Now if you actually could break the rules – create energy or change total momentum/angular momentum or something like that…well, that would be interesting. And scary. But if it could be done, it wouldn’t just be something useless like Yuna’s wheel, it would be on a cosmic scale.
It’s probably not really perpetual motion, just “will run long enough for the science fair to end” motion
@ Edda:
“Yes, you could extract energy as the North pole shifts. Can you link to anything which shows it’s actually been done?”
First you need one of these devices:
https://www.geomag.nrcan.gc.ca/lab/vm/inductor-en.php
Much earlier variants:
http://physics.kenyon.edu/EarlyApparatus/Electricity/Earth_Inductor_or_Delzennes_Circle/Earth_Inductor_or_Delzennes_Circle.html
Then align it to generate the maximal output and then let it stop and measure or collect the small amount of power generated by the movement of the magnetic field relative to the surface.
There was a slightly larger scale experiment done by NASA, that failed due to overcurrent in the main wire due to a construction problem:
https://www-istp.gsfc.nasa.gov/Education/wtether.html
This one used the difference between the speed of the planet’s magnetic field and the orbiting shuttle, which was far greater. The reverse effect could in theory be used as a way of orbital propulsion.
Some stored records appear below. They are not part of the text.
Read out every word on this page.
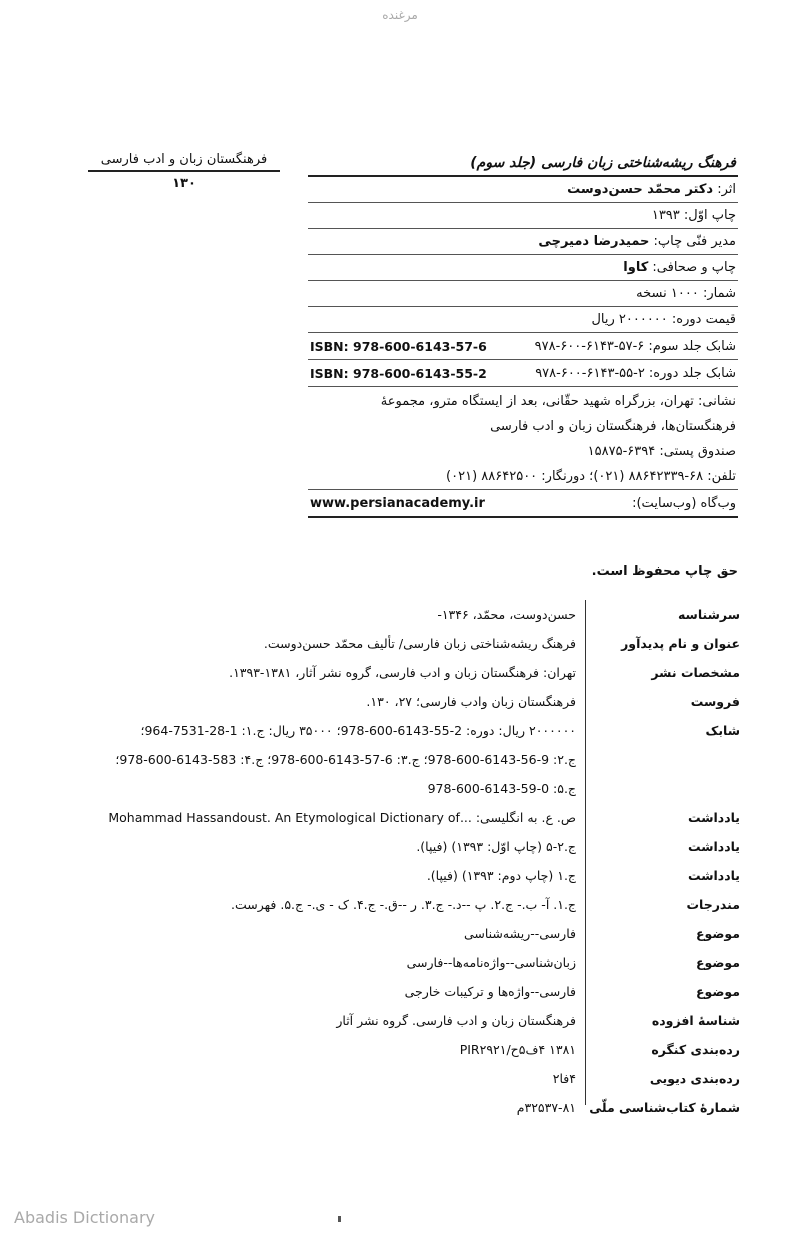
مرغنده
فرهنگستان زبان و ادب فارسی
۱۳۰
فرهنگ ریشه‌شناختی زبان فارسی (جلد سوم)
اثر: دکتر محمّد حسن‌دوست
چاپ اوّل: ۱۳۹۳
مدیر فنّی چاپ: حمیدرضا دمیرچی
چاپ و صحافی: کاوا
شمار: ۱۰۰۰ نسخه
قیمت دوره: ۲۰۰۰۰۰۰ ریال
شابک جلد سوم: ۶-۵۷-۶۱۴۳-۶۰۰-۹۷۸
ISBN: 978-600-6143-57-6
شابک جلد دوره: ۲-۵۵-۶۱۴۳-۶۰۰-۹۷۸
ISBN: 978-600-6143-55-2
نشانی: تهران، بزرگراه شهید حقّانی، بعد از ایستگاه مترو، مجموعهٔ
فرهنگستان‌ها، فرهنگستان زبان و ادب فارسی
صندوق پستی: ۶۳۹۴-۱۵۸۷۵
تلفن: ۶۸-۸۸۶۴۲۳۳۹ (۰۲۱)؛ دورنگار: ۸۸۶۴۲۵۰۰ (۰۲۱)
وب‌گاه (وب‌سایت):
www.persianacademy.ir
حق چاپ محفوظ است.
سرشناسه
حسن‌دوست، محمّد، ۱۳۴۶-
عنوان و نام پدیدآور
فرهنگ ریشه‌شناختی زبان فارسی/ تألیف محمّد حسن‌دوست.
مشخصات نشر
تهران: فرهنگستان زبان و ادب فارسی، گروه نشر آثار، ۱۳۸۱-۱۳۹۳.
فروست
فرهنگستان زبان وادب فارسی؛ ۲۷، ۱۳۰.
شابک
۲۰۰۰۰۰۰ ریال: دوره: 2-55-6143-600-978؛ ۳۵۰۰۰ ریال: ج.۱: 1-28-7531-964؛
ج.۲: 9-56-6143-600-978؛ ج.۳: 6-57-6143-600-978؛ ج.۴: 583-6143-600-978؛
ج.۵: 0-59-6143-600-978
یادداشت
ص. ع. به انگلیسی: ...Mohammad Hassandoust. An Etymological Dictionary of
یادداشت
ج.۲-۵ (چاپ اوّل: ۱۳۹۳) (فیپا).
یادداشت
ج.۱ (چاپ دوم: ۱۳۹۳) (فیپا).
مندرجات
ج.۱. آ- ب.- ج.۲. پ --د.- ج.۳. ر --ق.- ج.۴. ک - ی.- ج.۵. فهرست.
موضوع
فارسی--ریشه‌شناسی
موضوع
زبان‌شناسی--واژه‌نامه‌ها--فارسی
موضوع
فارسی--واژه‌ها و ترکیبات خارجی
شناسهٔ افزوده
فرهنگستان زبان و ادب فارسی. گروه نشر آثار
رده‌بندی کنگره
۱۳۸۱ ۴ف۵ح/PIR۲۹۲۱
رده‌بندی دیویی
۴فا۲
شمارهٔ کتاب‌شناسی ملّی
۳۲۵۳۷-۸۱م
Abadis Dictionary
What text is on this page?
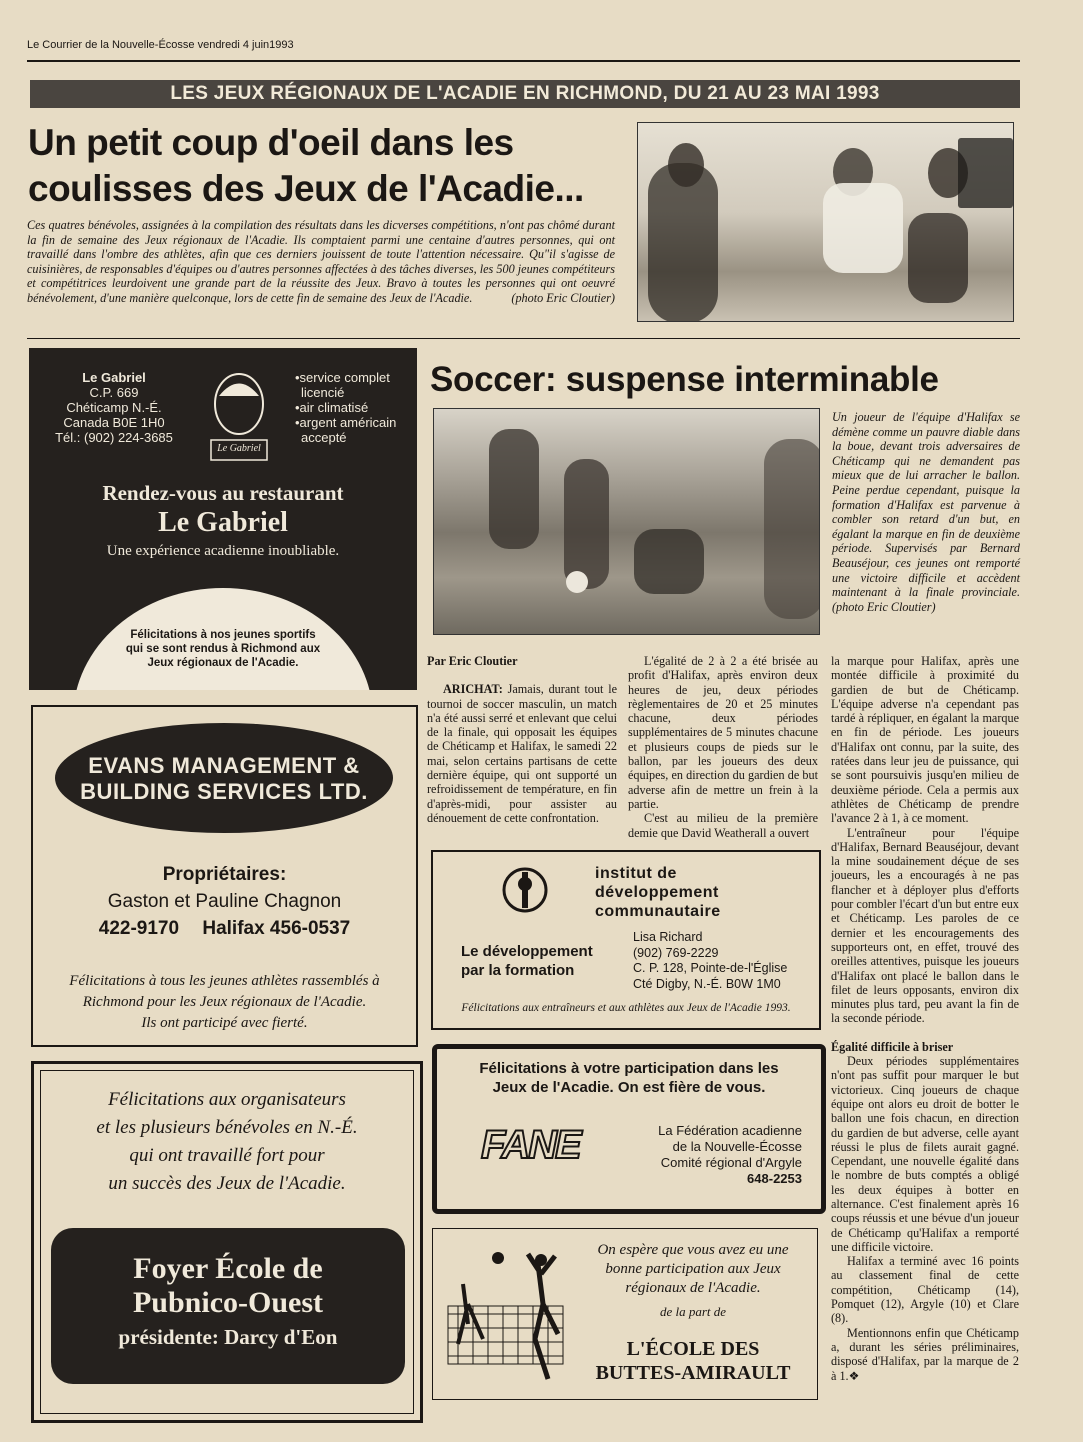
Le Courrier de la Nouvelle-Écosse vendredi 4 juin1993
LES JEUX RÉGIONAUX DE L'ACADIE EN RICHMOND, DU 21 AU 23 MAI 1993
Un petit coup d'oeil dans les
coulisses des Jeux de l'Acadie...
Ces quatres bénévoles, assignées à la compilation des résultats dans les dicverses compétitions, n'ont pas chômé durant la fin de semaine des Jeux régionaux de l'Acadie. Ils comptaient parmi une centaine d'autres personnes, qui ont travaillé dans l'ombre des athlètes, afin que ces derniers jouissent de toute l'attention nécessaire. Qu"il s'agisse de cuisinières, de responsables d'équipes ou d'autres personnes affectées à des tâches diverses, les 500 jeunes compétiteurs et compétitrices leurdoivent une grande part de la réussite des Jeux. Bravo à toutes les personnes qui ont oeuvré bénévolement, d'une manière quelconque, lors de cette fin de semaine des Jeux de l'Acadie.	(photo Eric Cloutier)
Le Gabriel
C.P. 669
Chéticamp N.-É.
Canada B0E 1H0
Tél.: (902) 224-3685
Le Gabriel
•service complet
licencié
•air climatisé
•argent américain
accepté
Rendez-vous au restaurant
Le Gabriel
Une expérience acadienne inoubliable.
Félicitations à nos jeunes sportifs
qui se sont rendus à Richmond aux
Jeux régionaux de l'Acadie.
EVANS MANAGEMENT &
BUILDING SERVICES LTD.
Propriétaires:
Gaston et Pauline Chagnon
422-9170 Halifax 456-0537
Félicitations à tous les jeunes athlètes rassemblés à
Richmond pour les Jeux régionaux de l'Acadie.
Ils ont participé avec fierté.
Félicitations aux organisateurs
et les plusieurs bénévoles en N.-É.
qui ont travaillé fort pour
un succès des Jeux de l'Acadie.
Foyer École de
Pubnico-Ouest
présidente: Darcy d'Eon
Soccer: suspense interminable
Un joueur de l'équipe d'Halifax se démène comme un pauvre diable dans la boue, devant trois adversaires de Chéticamp qui ne demandent pas mieux que de lui arracher le ballon. Peine perdue cependant, puisque la formation d'Halifax est parvenue à combler son retard d'un but, en égalant la marque en fin de deuxième période. Supervisés par Bernard Beauséjour, ces jeunes ont remporté une victoire difficile et accèdent maintenant à la finale provinciale. (photo Eric Cloutier)
Par Eric Cloutier

ARICHAT: Jamais, durant tout le tournoi de soccer masculin, un match n'a été aussi serré et enlevant que celui de la finale, qui opposait les équipes de Chéticamp et Halifax, le samedi 22 mai, selon certains partisans de cette dernière équipe, qui ont supporté un refroidissement de température, en fin d'après-midi, pour assister au dénouement de cette confrontation.

L'égalité de 2 à 2 a été brisée au profit d'Halifax, après environ deux heures de jeu, deux périodes règlementaires de 20 et 25 minutes chacune, deux périodes supplémentaires de 5 minutes chacune et plusieurs coups de pieds sur le ballon, par les joueurs des deux équipes, en direction du gardien de but adverse afin de mettre un frein à la partie.

C'est au milieu de la première demie que David Weatherall a ouvert

la marque pour Halifax, après une montée difficile à proximité du gardien de but de Chéticamp. L'équipe adverse n'a cependant pas tardé à répliquer, en égalant la marque en fin de période. Les joueurs d'Halifax ont connu, par la suite, des ratées dans leur jeu de puissance, qui se sont poursuivis jusqu'en milieu de deuxième période. Cela a permis aux athlètes de Chéticamp de prendre l'avance 2 à 1, à ce moment.

L'entraîneur pour l'équipe d'Halifax, Bernard Beauséjour, devant la mine soudainement déçue de ses joueurs, les a encouragés à ne pas flancher et à déployer plus d'efforts pour combler l'écart d'un but entre eux et Chéticamp. Les paroles de ce dernier et les encouragements des supporteurs ont, en effet, trouvé des oreilles attentives, puisque les joueurs d'Halifax ont placé le ballon dans le filet de leurs opposants, environ dix minutes plus tard, peu avant la fin de la seconde période.

Égalité difficile à briser

Deux périodes supplémentaires n'ont pas suffit pour marquer le but victorieux. Cinq joueurs de chaque équipe ont alors eu droit de botter le ballon une fois chacun, en direction du gardien de but adverse, celle ayant réussi le plus de filets aurait gagné. Cependant, une nouvelle égalité dans le nombre de buts comptés a obligé les deux équipes à botter en alternance. C'est finalement après 16 coups réussis et une bévue d'un joueur de Chéticamp qu'Halifax a remporté une difficile victoire.

Halifax a terminé avec 16 points au classement final de cette compétition, Chéticamp (14), Pomquet (12), Argyle (10) et Clare (8).

Mentionnons enfin que Chéticamp a, durant les séries préliminaires, disposé d'Halifax, par la marque de 2 à 1.❖

institut de
développement
communautaire
Le développement
par la formation
Lisa Richard
(902) 769-2229
C. P. 128, Pointe-de-l'Église
Cté Digby, N.-É. B0W 1M0
Félicitations aux entraîneurs et aux athlètes aux Jeux de l'Acadie 1993.
Félicitations à votre participation dans les
Jeux de l'Acadie. On est fière de vous.
FANE	La Fédération acadienne
de la Nouvelle-Écosse
Comité régional d'Argyle
648-2253
On espère que vous avez eu une
bonne participation aux Jeux
régionaux de l'Acadie.
de la part de
L'ÉCOLE DES
BUTTES-AMIRAULT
The operation of the basic generator could be tought as taking power from the small movement of a compass needle in a completly stationary compass due to small variations in the direction of the magnetic poles. The idea is that while the poles move relatively slowly, they vibrate slightly at a relatively higher frequency and this movement could be used to generate tiny amounts of energy:
https://www.ngdc.noaa.gov/geomag/GeomagneticPoles.shtml
Also there is the effect of solar plasma on the magnetic field:
https://www.nasa.gov/feature/goddard/2019/in-solar-system-s-symphony-earth-s-magnetic-field-drops-the-beat
@ guest:
Thanks. I didn’t see anything about the magnitude of the daily variations of the poles, but I’ll keep looking.
Any energy harvested by the Shuttle experiment would come from the motion of the craft itself. Continued use would drop it back into atmosphere. And, as the article notes, it could be used to raise the orbit if power (solar?) was supplied. David Brin used the idea in an SF story.
Speaking of SF, Murray Leinster used “landing grids” to lift and land spacecraft. Huge latticework structures which generated some sort of electromagnetic force field. They also ‘tapped the ionosphere for power’, stealing the energy which would normally be ‘wasted’ in the aurora. So colonized worlds didn’t need atomic power or fossil fuels. I wish we knew how to do that. Someone earlier in this thread claimed Tesla knew how but offered no evidence.
Anyway, the next strip is up now. I was just checking back. It’s no wonder Ye Thuza chews her nails whenever Yuna experiments!
@ It’s_A_Trap: Only if the machines produce more energy during their usable lifespan than is required to build them. All renewable energy sources have the same problem. The energy is ‘free’ and the supply is virtually infinite, but it’s not practical to capitalize on this because the margins of return is so slim.